I see what Ferguson is trying to do: he wants to present science as “fashionable”. He wants to say it was once fashionable to believe in a geocentric universe, that it was once fashionable to believe white men were better than black men, that it is currently fashionable to believe humankind is harming the planet. The implication is that, just as racism became unfashionable after World War II, so climate change will one day be dismissed as pseudoscience, and the whole world will look back and sigh that it ever believed anything so ridiculous. In doing so he has shown a profound ignorance of the process of scientific enquiry.
It’s ironic that he spent the entire second episode outlining how Western rationalism contributed to scientific progress, yet here he rails against the consensus of most of the world’s scientists by suggesting that one day they will fall out of favour and be proven wrong. For a man who believes that science is the basis of Western dominance he doesn’t seem to put a lot of faith in scientists themselves.

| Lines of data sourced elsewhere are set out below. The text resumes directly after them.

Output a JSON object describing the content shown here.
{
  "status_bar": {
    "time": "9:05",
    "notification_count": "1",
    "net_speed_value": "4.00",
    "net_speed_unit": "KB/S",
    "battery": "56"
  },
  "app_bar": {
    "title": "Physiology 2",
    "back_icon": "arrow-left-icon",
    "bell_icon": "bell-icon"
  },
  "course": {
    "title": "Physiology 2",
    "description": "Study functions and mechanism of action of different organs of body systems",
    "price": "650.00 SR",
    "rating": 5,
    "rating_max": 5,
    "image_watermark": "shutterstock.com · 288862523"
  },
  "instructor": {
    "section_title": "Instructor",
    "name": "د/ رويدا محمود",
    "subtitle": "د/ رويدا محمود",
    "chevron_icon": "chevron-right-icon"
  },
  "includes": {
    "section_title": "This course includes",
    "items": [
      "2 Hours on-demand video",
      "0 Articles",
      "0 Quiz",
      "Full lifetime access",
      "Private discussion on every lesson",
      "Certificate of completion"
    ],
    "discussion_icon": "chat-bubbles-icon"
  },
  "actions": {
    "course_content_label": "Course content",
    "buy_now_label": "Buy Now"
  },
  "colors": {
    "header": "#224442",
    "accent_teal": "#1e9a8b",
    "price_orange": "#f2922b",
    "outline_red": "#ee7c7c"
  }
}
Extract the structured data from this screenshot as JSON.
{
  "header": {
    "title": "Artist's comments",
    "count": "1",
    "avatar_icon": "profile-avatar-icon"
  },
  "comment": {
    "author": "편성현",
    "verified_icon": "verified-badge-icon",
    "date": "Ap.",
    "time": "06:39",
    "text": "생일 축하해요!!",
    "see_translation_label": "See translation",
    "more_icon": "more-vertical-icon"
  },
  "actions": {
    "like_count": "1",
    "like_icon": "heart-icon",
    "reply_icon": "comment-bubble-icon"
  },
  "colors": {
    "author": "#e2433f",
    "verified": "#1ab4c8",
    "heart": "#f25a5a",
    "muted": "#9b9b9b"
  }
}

It might seem like a petty point to make, but its indicative of the problem with this episode, this series, and Niall Ferguson himself: he is utterly incapable of approaching history dispassionately. He is by inclination a right-wing conservative, an economic neo-liberal so enthralled with the idea of wealth he wrote a book about it (accompanied by a TV series here) that curiously only started in the fifteenth century. For him, he ideal world order is the current one: dominated by rich, white, middle-class men, like him. And for him history is the study of rich, white, middle-class men like him, and how they came to dominate the world. All of past events must be seen in terms of how they contributed to modernity, and history must be presented in a way that makes the current world order look like the best of all possible outcomes. If there is to be a world power, we are to be grateful that it’s us, and not those backwards Muslims, those authoritarian Chinese, or those superstitious Africans.
A true historian puts her prejudices aside: Ferguson uses his to paint he whole of history the way he wants it to be. And that bothers me, because I don't think any man so obviously incapable of understanding history has any business advising the government on how to teach it to the next generation.